Comment 2 Johannes Berg 2024-10-21 13:36:05 UTC
Created attachment 307031 [details]
patch fixing variable type
Comment 3 Eric Li 2024-10-22 17:59:47 UTC
Thanks. Haven't extensively tested it, but my laptop didn't go into a soft lockup long after it normally would have, so I'm inclined to say that it is resolved for me.
Comment 4 Johannes Berg 2024-10-23 07:10:05 UTC
Good, thanks!

I've been wondering if there's another bug somewhere else that _triggers_ this, or if you really have >255 APs reported in reduced neighbor reports.
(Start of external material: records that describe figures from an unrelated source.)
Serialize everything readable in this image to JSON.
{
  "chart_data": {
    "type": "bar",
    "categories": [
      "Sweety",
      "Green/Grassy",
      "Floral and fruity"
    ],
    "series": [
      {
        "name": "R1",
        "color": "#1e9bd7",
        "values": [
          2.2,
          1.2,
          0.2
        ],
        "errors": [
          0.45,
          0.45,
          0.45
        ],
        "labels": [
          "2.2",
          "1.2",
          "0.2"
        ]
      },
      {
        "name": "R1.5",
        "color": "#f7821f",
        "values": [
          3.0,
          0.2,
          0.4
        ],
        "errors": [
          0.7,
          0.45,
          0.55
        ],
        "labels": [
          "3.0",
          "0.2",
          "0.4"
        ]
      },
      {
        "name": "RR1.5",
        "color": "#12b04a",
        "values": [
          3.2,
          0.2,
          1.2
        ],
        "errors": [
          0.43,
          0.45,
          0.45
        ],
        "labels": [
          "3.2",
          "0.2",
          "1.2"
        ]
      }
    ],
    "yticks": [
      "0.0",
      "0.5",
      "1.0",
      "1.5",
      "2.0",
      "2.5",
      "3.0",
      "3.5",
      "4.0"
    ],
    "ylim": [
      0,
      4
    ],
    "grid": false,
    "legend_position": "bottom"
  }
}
Or maybe if there's an AP bug?

Would you be able to dump the output of "iw <device> scan dump -u" to a file, at the right place where it'd have locked up?
Comment 5 Eric Li 2024-10-23 16:19:38 UTC
Created attachment 307059 [details]
iwl wifi dump
Comment 6 Eric Li 2024-10-23 16:27:11 UTC
I attached 2 iw dumps, with very different sizes. I can't reproduce getting the larger size without just running "iw" every once in a while.
Comment 7 Eric Li 2024-10-23 16:28:03 UTC
Created attachment 307060 [details]
large iwl wifi dump
Comment 8 Johannes Berg 2024-10-28 10:25:52 UTC
Thanks. That looks like you simply have a LOT of APs, the dump has 156 APs reporting neighbors, though only 2*99 unique neighbors seem to be reported.

That's not quite above 255 yet, but it's plausible that walking around a bit and getting within range of more APs within 30 seconds could find enough to crash.

I was worried we had a bug elsewhere that caused the code to _think_ there were so many APs, when there actually weren't, due to some bug or something, but this makes it look like that's not the case (here anyway).


So thanks for the report; the commit has since landed, so I'll close the bug.